Tamikrest Adagh Review

Album. Released 2010.  

BBC Review

Follows Tinarwen’s distinguished tracks through the Saharan sands.

Jon Lusk 2010

Tamikrest are a group of young Touareg musicians from the far north of Mali, where the parched landscape forms part of the Sahara desert. Their name means ‘the knot, junction or coalition’, a reference to the fact that the members hail from different regions, and ‘Adagh’ is another name for the Touareg, who are also referred to by their language, Tamashek.

They’re being dubbed ‘the spiritual sons of Tinariwen’ – the original exponents of the ‘Ishumar rock’ (Touareg rebel music), and right from the first notes of this debut album, it’s obvious who they’ve modelled their music on. If you’re a Tinariwen fan who just can’t wait for their next disc, Adagh is very much cut from the same cloth, with a few minor differences.

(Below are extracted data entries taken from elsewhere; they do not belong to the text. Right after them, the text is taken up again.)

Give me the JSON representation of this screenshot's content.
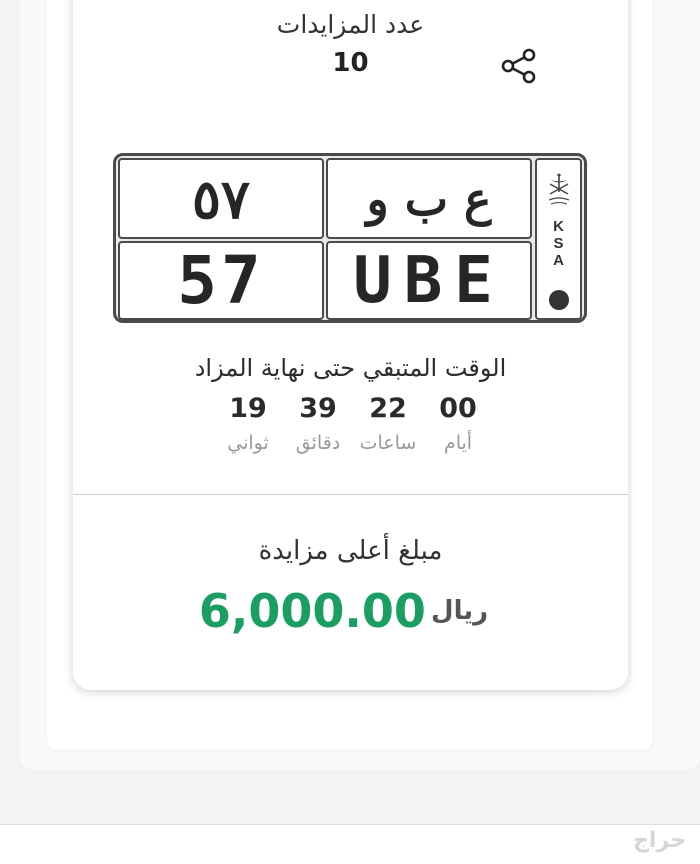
{
  "bids": {
    "label": "عدد المزايدات",
    "count": "10"
  },
  "icons": {
    "share": "share-icon",
    "emblem": "saudi-emblem-icon"
  },
  "plate": {
    "arabic_numbers": "٥٧",
    "arabic_letters": "ع ب و",
    "english_numbers": "57",
    "english_letters": "UBE",
    "country_code": "K S A"
  },
  "countdown": {
    "label": "الوقت المتبقي حتى نهاية المزاد",
    "days": {
      "value": "00",
      "label": "أيام"
    },
    "hours": {
      "value": "22",
      "label": "ساعات"
    },
    "minutes": {
      "value": "39",
      "label": "دقائق"
    },
    "seconds": {
      "value": "19",
      "label": "ثواني"
    }
  },
  "price": {
    "label": "مبلغ أعلى مزايدة",
    "amount": "6,000.00",
    "currency": "ريال"
  },
  "watermark": "حراج",
  "colors": {
    "accent_green": "#1b9e62",
    "plate_border": "#4a4a4a"
  }
}
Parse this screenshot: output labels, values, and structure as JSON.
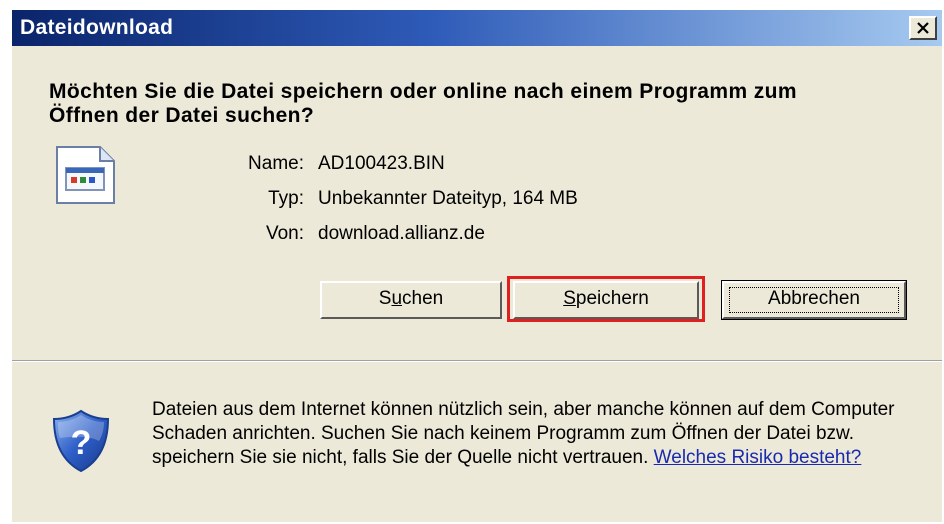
{
  "window": {
    "title": "Dateidownload",
    "close_icon": "close-icon"
  },
  "question": "Möchten Sie die Datei speichern oder online nach einem Programm zum Öffnen der Datei suchen?",
  "file": {
    "icon": "unknown-file-icon",
    "name_label": "Name:",
    "name_value": "AD100423.BIN",
    "type_label": "Typ:",
    "type_value": "Unbekannter Dateityp, 164 MB",
    "from_label": "Von:",
    "from_value": "download.allianz.de"
  },
  "buttons": {
    "search_pre": "S",
    "search_ul": "u",
    "search_post": "chen",
    "save_ul": "S",
    "save_post": "peichern",
    "cancel": "Abbrechen"
  },
  "highlight": {
    "target": "save-button",
    "color": "#e02020"
  },
  "warning": {
    "icon": "shield-question-icon",
    "text": "Dateien aus dem Internet können nützlich sein, aber manche können auf dem Computer Schaden anrichten. Suchen Sie nach keinem Programm zum Öffnen der Datei bzw. speichern Sie sie nicht, falls Sie der Quelle nicht vertrauen.",
    "link_text": "Welches Risiko besteht?"
  },
  "colors": {
    "titlebar_start": "#0a246a",
    "titlebar_end": "#a6caf0",
    "dialog_bg": "#ece9d8",
    "link": "#1a2ab0"
  }
}
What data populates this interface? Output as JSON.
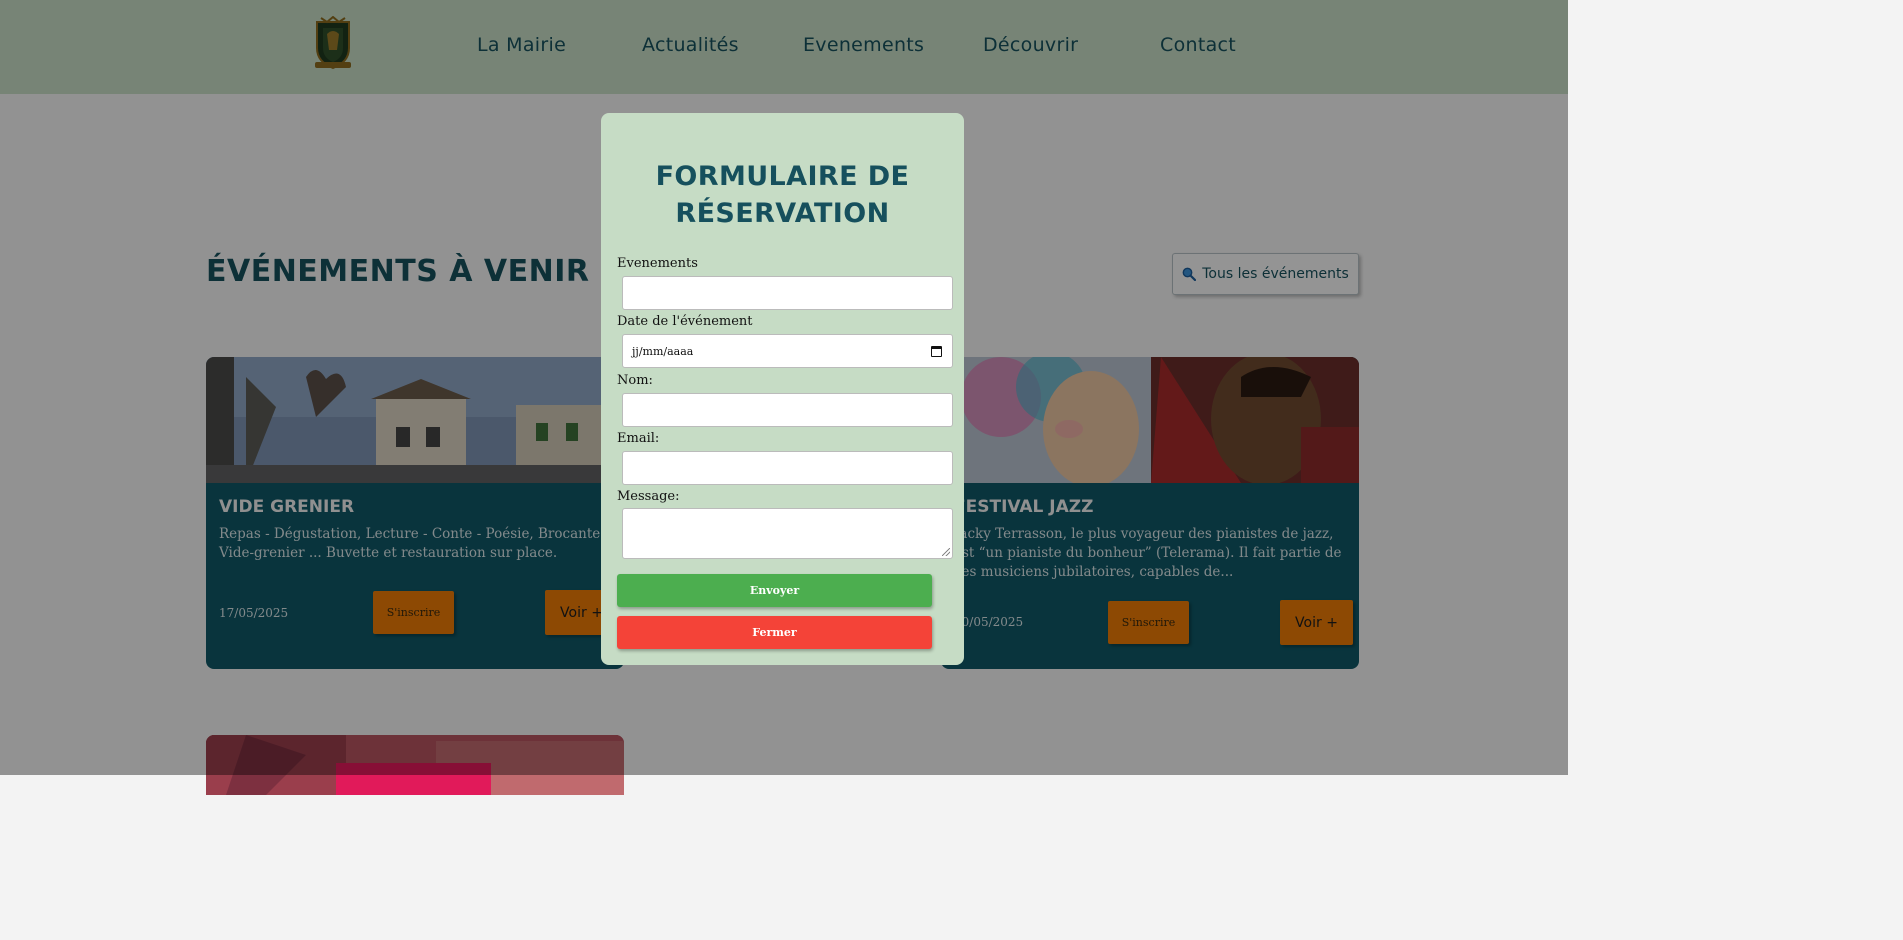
{
  "header": {
    "nav": [
      "La Mairie",
      "Actualités",
      "Evenements",
      "Découvrir",
      "Contact"
    ]
  },
  "page": {
    "section_title": "ÉVÉNEMENTS À VENIR",
    "all_events_label": "Tous les événements"
  },
  "events": [
    {
      "title": "VIDE GRENIER",
      "description": "Repas - Dégustation, Lecture - Conte - Poésie, Brocante - Vide-grenier ... Buvette et restauration sur place.",
      "date": "17/05/2025",
      "subscribe_label": "S'inscrire",
      "more_label": "Voir +"
    },
    {
      "title": "FESTIVAL JAZZ",
      "description": "Jacky Terrasson, le plus voyageur des pianistes de jazz, est “un pianiste du bonheur” (Telerama). Il fait partie de ces musiciens jubilatoires, capables de...",
      "date": "10/05/2025",
      "subscribe_label": "S'inscrire",
      "more_label": "Voir +"
    }
  ],
  "modal": {
    "title_line1": "FORMULAIRE DE",
    "title_line2": "RÉSERVATION",
    "event_label": "Evenements",
    "date_label": "Date de l'événement",
    "date_placeholder": "jj/mm/aaaa",
    "name_label": "Nom:",
    "email_label": "Email:",
    "message_label": "Message:",
    "send_label": "Envoyer",
    "close_label": "Fermer"
  },
  "icons": {
    "search": "search-icon",
    "calendar": "calendar-icon"
  }
}
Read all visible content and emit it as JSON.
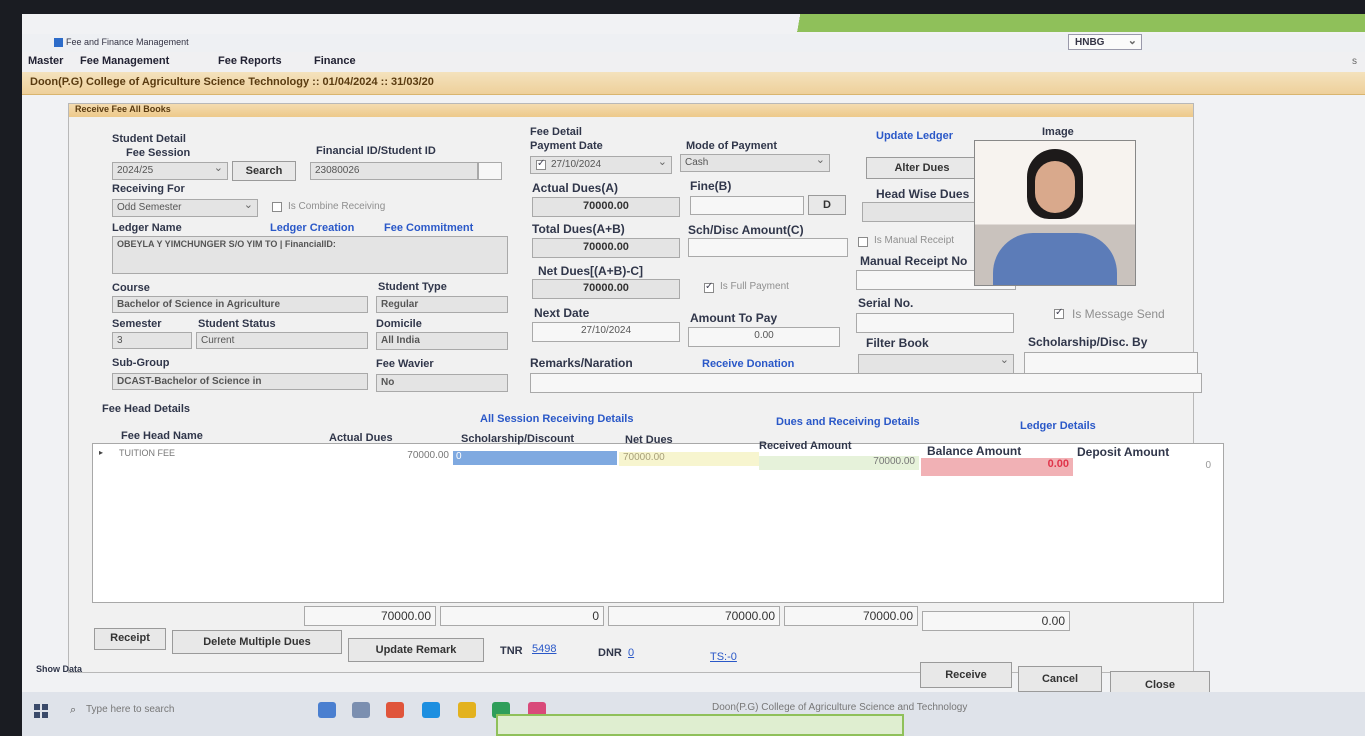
{
  "window": {
    "title": "Fee and Finance Management",
    "user": "HNBG"
  },
  "menu": [
    "Master",
    "Fee Management",
    "Fee Reports",
    "Finance"
  ],
  "menu_right": "s",
  "college_bar": "Doon(P.G) College of Agriculture Science Technology :: 01/04/2024 :: 31/03/20",
  "panel_title": "Receive Fee All Books",
  "student": {
    "section": "Student Detail",
    "fee_session_label": "Fee Session",
    "fee_session_value": "2024/25",
    "search_label": "Search",
    "financial_id_label": "Financial ID/Student ID",
    "financial_id_value": "23080026",
    "receiving_for_label": "Receiving For",
    "receiving_for_value": "Odd Semester",
    "combine_label": "Is Combine Receiving",
    "ledger_name_label": "Ledger Name",
    "ledger_creation_link": "Ledger Creation",
    "fee_commitment_link": "Fee Commitment",
    "ledger_name_value": "OBEYLA Y YIMCHUNGER S/O YIM TO | FinancialID:",
    "course_label": "Course",
    "course_value": "Bachelor of Science in Agriculture",
    "student_type_label": "Student Type",
    "student_type_value": "Regular",
    "semester_label": "Semester",
    "semester_value": "3",
    "status_label": "Student Status",
    "status_value": "Current",
    "domicile_label": "Domicile",
    "domicile_value": "All India",
    "subgroup_label": "Sub-Group",
    "subgroup_value": "DCAST-Bachelor of Science in",
    "fee_wavier_label": "Fee Wavier",
    "fee_wavier_value": "No"
  },
  "fee": {
    "section": "Fee Detail",
    "payment_date_label": "Payment Date",
    "payment_date_value": "27/10/2024",
    "mode_label": "Mode of Payment",
    "mode_value": "Cash",
    "actual_dues_label": "Actual Dues(A)",
    "actual_dues_value": "70000.00",
    "fine_label": "Fine(B)",
    "fine_btn": "D",
    "total_dues_label": "Total Dues(A+B)",
    "total_dues_value": "70000.00",
    "sch_disc_label": "Sch/Disc Amount(C)",
    "net_dues_label": "Net Dues[(A+B)-C]",
    "net_dues_value": "70000.00",
    "full_payment_label": "Is Full Payment",
    "next_date_label": "Next Date",
    "next_date_value": "27/10/2024",
    "amount_to_pay_label": "Amount To Pay",
    "amount_to_pay_value": "0.00",
    "remarks_label": "Remarks/Naration",
    "receive_donation_link": "Receive Donation"
  },
  "right": {
    "update_ledger_link": "Update Ledger",
    "alter_dues_btn": "Alter Dues",
    "head_wise_dues_label": "Head Wise Dues",
    "manual_receipt_chk": "Is Manual Receipt",
    "manual_receipt_no_label": "Manual Receipt No",
    "serial_no_label": "Serial No.",
    "filter_book_label": "Filter Book",
    "image_label": "Image",
    "message_send_label": "Is Message Send",
    "scholarship_by_label": "Scholarship/Disc. By"
  },
  "fee_head": {
    "section": "Fee Head Details",
    "all_session_link": "All Session Receiving Details",
    "dues_receiving_link": "Dues and Receiving Details",
    "ledger_details_link": "Ledger Details",
    "columns": [
      "Fee Head Name",
      "Actual Dues",
      "Scholarship/Discount",
      "Net Dues",
      "Received Amount",
      "Balance Amount",
      "Deposit Amount"
    ],
    "row": {
      "marker": "▸",
      "name": "TUITION FEE",
      "actual": "70000.00",
      "scholarship": "0",
      "net": "70000.00",
      "received": "70000.00",
      "balance": "0.00",
      "deposit": "0"
    }
  },
  "totals": {
    "actual": "70000.00",
    "scholarship": "0",
    "net": "70000.00",
    "received": "70000.00",
    "balance": "0.00"
  },
  "bottom": {
    "receipt_btn": "Receipt",
    "delete_btn": "Delete Multiple Dues",
    "update_remark_btn": "Update Remark",
    "tnr_label": "TNR",
    "tnr_value": "5498",
    "dnr_label": "DNR",
    "dnr_value": "0",
    "ts_link": "TS:-0",
    "receive_btn": "Receive",
    "cancel_btn": "Cancel",
    "close_btn": "Close",
    "show_data": "Show Data"
  },
  "taskbar": {
    "search_placeholder": "Type here to search",
    "window_caption": "Doon(P.G) College of Agriculture Science and Technology",
    "app_colors": [
      "#4a7fd0",
      "#7b8fb0",
      "#e0553b",
      "#1d8fe0",
      "#e3b21f",
      "#2f9e5a",
      "#d94a7a"
    ]
  },
  "colors": {
    "balance_highlight": "#f1b1b5",
    "scholarship_highlight": "#7fa9e0",
    "net_highlight": "#f7f5cf",
    "received_highlight": "#e6f2da",
    "menu_band": "#eed09b",
    "accent_green": "#8fc05a"
  }
}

While Tinariwen have four lead vocalists and writers, Tamikrest’s Ousmane Ag Mossa is the sole featured singer and songwriter. His lyrics follow much the same themes as theirs, though, focussing most often on the Touareg struggle for self determination as an oppressed group in contemporary Malian society. Many Touareg have spent their lives in exile, after fleeing the fallout from one of several rebellions that have sparked off since Mali gained independence in 1959.

Like Tinariwen, Tamikrest’s default groove is an agreeably relaxed (and relaxing) lope that suggests a perambulating camel, typified by the likes of Amidini and Adounia Mahegagh. On most tracks Ousmane Ag Mossa’s simple, gnarled lead guitar is backed by two other rhythm guitars, providing a drone or subtle waves of reverb. What distinguishes them from their icons are Cheikhe Ag Tigly’s rather mobile bass lines (which are perhaps a little too high in the mix) and the frequent introductory ululations by female backing singers Fatma Walette Cheikhe and Bassa Walette Abdamou. 

There are a few discreet and respectful contributions from members of the American band Dirtmusic, who Tamikrest met at the well-known Festival in the Desert in 2007. The most obvious of these is the atmospheric slide guitar by former Bad Seed Hugo Race on Toumastin, while the band’s Chris Eckman is credited as producer.

Adagh isn’t an especially ground-breaking record, but it’s good to know there’s a whole new generation of Touareg rockers more or less following Tinarwen’s distinguished tracks through the Saharan sands.